When you teach grad students, as I do every winter, especially those would-be masters, the brainy, dreamy, slack-ass selves who have been squeezed directly through the educational intestine from high school through university and into the relatively expansive bowl of highest, never-ending education, you keep having a recurring thought, each time you enter a seminar room and scan the robust, nascently cynical faces of the whatever generation horseshoed around the table, receptive to the morsels of your wisdom and the tricks of your trade, and the thought is an admonishment, and the admonishment is this: When are you guys ever going to get the fuck out of here?
And I don’t mean finish the degree, get a job, a life. I mean turn your life upside down, expose it raw to the muddle. Go. Put out, as the New Testament would have it (Luke 5:4), into deep water. A headline in the New York Times on gardening delivers the same marching orders: “If a Plant’s Roots Are Too Tight, Repot.” Go among strangers in strange lands. Sniff, lick, and swallow the mysteries, even if you can’t digest them. Learn to say clearly in an unpronounceable language, Please, I very much need a toilet. A doctor. Change for a 500,000 note. I very much need a friend. I very much need an air strike.
It’s not the traditional Grand Tour I’m advocating, though some of the most enduring lessons of traveling are inaccessible until you’re out there moving and then they’re indelible upon the soul. One thing about crossing borders, going into the world—you quickly learn that despite your marvelous ideals, you can’t change it, at least not easily, but the world beyond the horizon can easily change you, and not just a little. Unless perhaps you are cursed, even at a young age, with being unchangeable.
Wandervogel is good for starters, tramping around as the accepted right-of-passage stuff for postadolescents who will wire home for return passage when their boots wear out. Travel per se isn’t so bad—sampling, moving on; sampling, moving on—lovers, cities, pilsners; achieving a sort of existential velocity through which everywhere is nowhere (as Seneca warned aimless wanderers millennia ago). Learn a lot, forget a lot—the road as another type of consumerist school.
But let the road end; stop at a crossroads where the light is surreal, nothing is familiar, the air smells like a nameless spice, and the vibes are mesmerizing or just plain alien and stay, long enough to truly be there. At least once in your life, you have to do that, and why you should is finally pretty simple. If you want to know a man, the old proverb goes, travel with him. And if you want to know yourself, travel alone. If you want to know your own home, your own country, and your own place in your own country, go make another home in another country (and I don’t mean Canada or England or most of Western Europe). Become an expatriate, a self-inflicted exile for a year or two. Stutter through a second language. Sink into an otherness that reflects a reverse image of yourself, wherein lies your identity, or woeful lack of one. Teach English in Japan, aquaculture in the South Pacific, hygiene in Bangladesh, accounting in Brazil. Join the Peace Corps, volunteer for Save the Children, work in the oil fields of Saudi Arabia, set up a fish camp on the beach in Uruguay, join the diplomatic corps, become a foreign correspondent, study Islamic architecture in Istanbul, sell cigarettes in China.

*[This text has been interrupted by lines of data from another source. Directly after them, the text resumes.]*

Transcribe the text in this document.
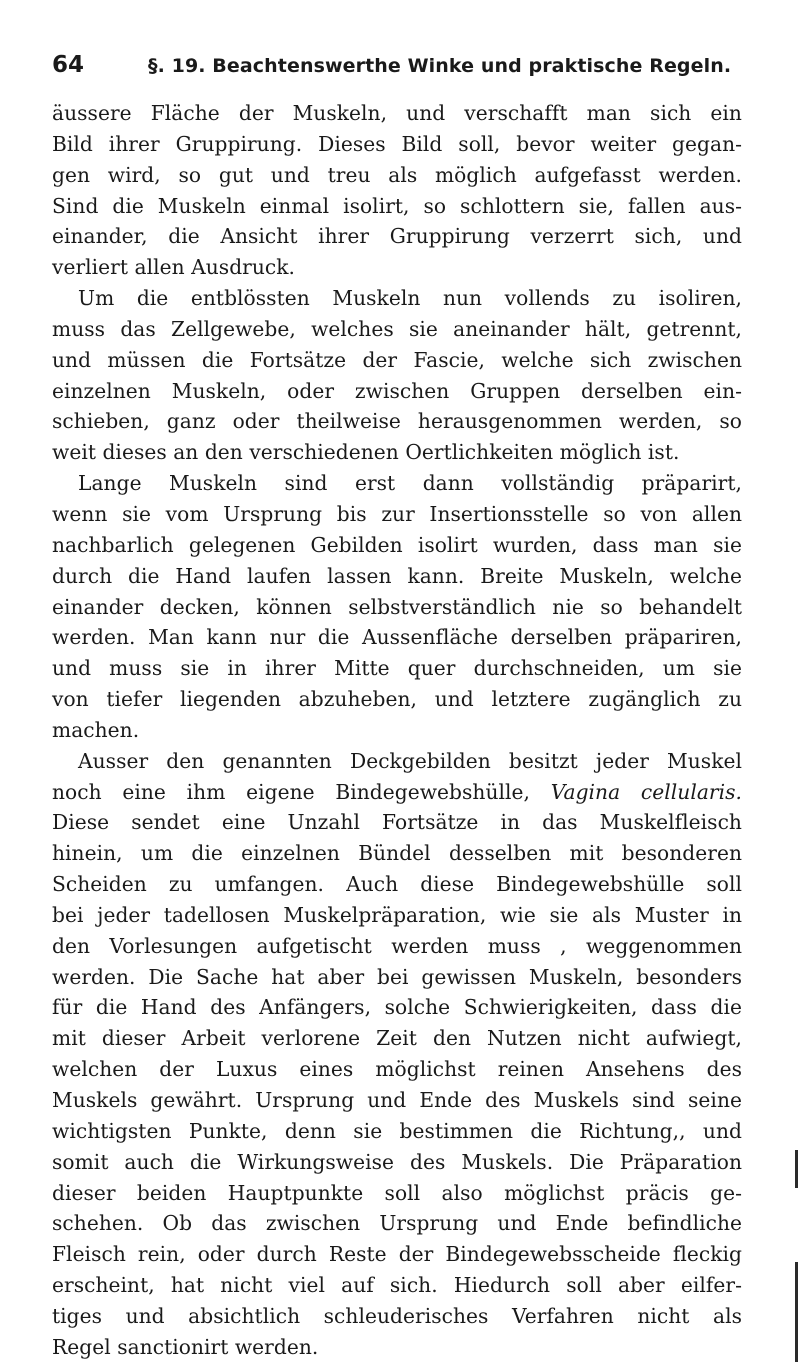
64	§. 19. Beachtenswerthe Winke und praktische Regeln.
äussere Fläche der Muskeln, und verschafft man sich ein
Bild ihrer Gruppirung. Dieses Bild soll, bevor weiter gegan-
gen wird, so gut und treu als möglich aufgefasst werden.
Sind die Muskeln einmal isolirt, so schlottern sie, fallen aus-
einander, die Ansicht ihrer Gruppirung verzerrt sich, und
verliert allen Ausdruck.
Um die entblössten Muskeln nun vollends zu isoliren,
muss das Zellgewebe, welches sie aneinander hält, getrennt,
und müssen die Fortsätze der Fascie, welche sich zwischen
einzelnen Muskeln, oder zwischen Gruppen derselben ein-
schieben, ganz oder theilweise herausgenommen werden, so
weit dieses an den verschiedenen Oertlichkeiten möglich ist.
Lange Muskeln sind erst dann vollständig präparirt,
wenn sie vom Ursprung bis zur Insertionsstelle so von allen
nachbarlich gelegenen Gebilden isolirt wurden, dass man sie
durch die Hand laufen lassen kann. Breite Muskeln, welche
einander decken, können selbstverständlich nie so behandelt
werden. Man kann nur die Aussenfläche derselben präpariren,
und muss sie in ihrer Mitte quer durchschneiden, um sie
von tiefer liegenden abzuheben, und letztere zugänglich zu
machen.
Ausser den genannten Deckgebilden besitzt jeder Muskel
noch eine ihm eigene Bindegewebshülle, Vagina cellularis.
Diese sendet eine Unzahl Fortsätze in das Muskelfleisch
hinein, um die einzelnen Bündel desselben mit besonderen
Scheiden zu umfangen. Auch diese Bindegewebshülle soll
bei jeder tadellosen Muskelpräparation, wie sie als Muster in
den Vorlesungen aufgetischt werden muss , weggenommen
werden. Die Sache hat aber bei gewissen Muskeln, besonders
für die Hand des Anfängers, solche Schwierigkeiten, dass die
mit dieser Arbeit verlorene Zeit den Nutzen nicht aufwiegt,
welchen der Luxus eines möglichst reinen Ansehens des
Muskels gewährt. Ursprung und Ende des Muskels sind seine
wichtigsten Punkte, denn sie bestimmen die Richtung,, und
somit auch die Wirkungsweise des Muskels. Die Präparation
dieser beiden Hauptpunkte soll also möglichst präcis ge-
schehen. Ob das zwischen Ursprung und Ende befindliche
Fleisch rein, oder durch Reste der Bindegewebsscheide fleckig
erscheint, hat nicht viel auf sich. Hiedurch soll aber eilfer-
tiges und absichtlich schleuderisches Verfahren nicht als
Regel sanctionirt werden.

And here’s the point, despite the fun, the challenge, the risk, the discomfort, the seduction and sex in a fog of communication, the tax-free money, the servants and thieves, the disease, the great food, the shitty food, your new friends and your new enemies, the grand dance between romance and disillusionment. You found out a few true things you really needed to know, that you thought you knew but really didn’t until you lived it.
You’ve learned to engage the world, not fear it, or not be paralyzed by your fear of it. You found out, to your everlasting surprise, how American you are—Guess what, it’s 100 percent, you can never be anything but—and that is worth knowing. You discovered that going native is self-deluding, a type of perversion. If you’re black and you went to Africa, you found out you weren’t a black guy in Africa, you were an American in Africa. If you were a white woman in Pakistan, you found that the only thing that provided you with an illusion of security was the troubling fact that you were an American. Whatever gender or race you were, you found out how much you are eternally hated and conditionally loved and thoroughly envied, based on the evidence of your passport. You learned that life is despairingly cheap, justice uncommonly rare, and people more beautiful than you ever imagined.
You found out what you needed to know to be an honest citizen of your own country, patriotic or not, partisan or nonpartisan, active or passive. And you understood in your survivor’s heart not to worry too much about making the world better. Worry about making it worse.
For once in your life, you have some hefty context to work with.
And it’s true: When you come back home, it’s never quite all the way, and only your dog will recognize you.